Sorry that this model is actually really difficult and hard to directly write it down. The main point is that I am referring the python version of this model here PyDDM/analytic.py at master · mwshinn/PyDDM · GitHub. And the original theorem of this model is here. file:///Users/chenwenqi/Downloads/1177705996.pdf

Thank you for your help! Hope it helps!

evangeline · June 8, 2021, 5:33am

I think my main problem is whether the definition of the probability distribution is correct. As you can see, I currently calculate the probability of one set of parameters and its variable as p = f(y | parameters) and return sum(log(p)) as the probability function. I wonder it is absolutely correct as the other distribution functions in Stan. Thanks!
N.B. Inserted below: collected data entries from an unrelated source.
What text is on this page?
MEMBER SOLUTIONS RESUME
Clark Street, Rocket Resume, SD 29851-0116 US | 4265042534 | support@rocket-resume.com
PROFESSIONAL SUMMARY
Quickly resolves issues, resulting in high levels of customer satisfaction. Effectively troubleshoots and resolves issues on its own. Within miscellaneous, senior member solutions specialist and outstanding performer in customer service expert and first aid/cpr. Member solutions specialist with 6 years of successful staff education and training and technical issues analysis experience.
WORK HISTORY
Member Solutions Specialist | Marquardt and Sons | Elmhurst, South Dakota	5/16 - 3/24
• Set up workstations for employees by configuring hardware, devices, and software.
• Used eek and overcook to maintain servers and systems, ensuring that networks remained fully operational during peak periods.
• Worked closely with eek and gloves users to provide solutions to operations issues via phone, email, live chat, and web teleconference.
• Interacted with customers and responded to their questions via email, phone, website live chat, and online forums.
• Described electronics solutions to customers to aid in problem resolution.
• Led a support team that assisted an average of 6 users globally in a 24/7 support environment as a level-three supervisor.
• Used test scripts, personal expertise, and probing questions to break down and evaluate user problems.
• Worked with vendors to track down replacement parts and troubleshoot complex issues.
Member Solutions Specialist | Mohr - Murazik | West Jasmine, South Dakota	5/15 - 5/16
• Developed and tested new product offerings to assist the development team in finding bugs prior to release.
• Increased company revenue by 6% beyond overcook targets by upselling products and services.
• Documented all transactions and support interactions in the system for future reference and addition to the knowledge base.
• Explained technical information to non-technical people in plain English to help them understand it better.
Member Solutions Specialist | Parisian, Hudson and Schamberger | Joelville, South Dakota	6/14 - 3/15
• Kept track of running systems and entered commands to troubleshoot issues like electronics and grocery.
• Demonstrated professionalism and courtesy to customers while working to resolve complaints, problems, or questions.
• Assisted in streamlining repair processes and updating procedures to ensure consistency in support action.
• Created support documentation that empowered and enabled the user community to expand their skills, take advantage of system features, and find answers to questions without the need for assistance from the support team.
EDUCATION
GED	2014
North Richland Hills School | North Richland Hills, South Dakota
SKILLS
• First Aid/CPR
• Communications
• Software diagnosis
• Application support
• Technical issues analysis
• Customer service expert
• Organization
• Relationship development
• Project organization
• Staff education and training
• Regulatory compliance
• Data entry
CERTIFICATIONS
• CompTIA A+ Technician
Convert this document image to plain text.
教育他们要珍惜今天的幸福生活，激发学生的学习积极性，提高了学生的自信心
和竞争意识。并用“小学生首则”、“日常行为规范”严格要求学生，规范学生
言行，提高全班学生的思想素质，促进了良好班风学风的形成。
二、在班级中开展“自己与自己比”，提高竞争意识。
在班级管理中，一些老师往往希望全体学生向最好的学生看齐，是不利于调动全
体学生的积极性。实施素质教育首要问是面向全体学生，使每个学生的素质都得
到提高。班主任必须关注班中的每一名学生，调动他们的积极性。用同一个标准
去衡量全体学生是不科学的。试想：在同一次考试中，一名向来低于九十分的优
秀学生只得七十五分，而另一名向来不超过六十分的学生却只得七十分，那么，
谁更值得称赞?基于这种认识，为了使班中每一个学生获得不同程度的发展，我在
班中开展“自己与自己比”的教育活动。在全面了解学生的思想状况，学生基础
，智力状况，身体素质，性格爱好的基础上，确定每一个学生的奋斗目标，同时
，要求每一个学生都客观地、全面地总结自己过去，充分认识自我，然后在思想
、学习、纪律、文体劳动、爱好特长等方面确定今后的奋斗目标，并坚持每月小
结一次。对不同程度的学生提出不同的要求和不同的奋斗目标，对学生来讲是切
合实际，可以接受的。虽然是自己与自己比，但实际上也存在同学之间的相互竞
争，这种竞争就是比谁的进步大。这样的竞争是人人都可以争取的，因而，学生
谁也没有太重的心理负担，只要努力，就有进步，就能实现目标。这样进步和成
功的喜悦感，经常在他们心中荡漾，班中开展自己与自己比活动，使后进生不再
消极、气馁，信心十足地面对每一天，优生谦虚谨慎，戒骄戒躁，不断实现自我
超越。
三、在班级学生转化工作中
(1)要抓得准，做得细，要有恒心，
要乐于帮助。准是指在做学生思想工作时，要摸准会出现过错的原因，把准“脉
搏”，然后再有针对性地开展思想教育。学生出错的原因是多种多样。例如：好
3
maxbiostat · June 8, 2021, 10:28am

Right. The first thing to do is to numerically stabilise the code. For instance, this line

could be written as

log_inc =  log_diff_exp( tmp*n*((n+1)*a1-n*a2))*((2*n+1)*a1-2*n*a2, tmp*(n+1)*(n*a1-(n+1)*a2))*((2*n+1)*a1-2*(n+1)*a2);

and then

suminc = exp(log_sum_exp(log_inc));

or, even better, you could keep everything in log space until it is absolutely necessary to map back to the original space.

So my first advice is to go through your code and identify all of the points where you could be getting under/overflows and try to re-write those in a numerically stable way.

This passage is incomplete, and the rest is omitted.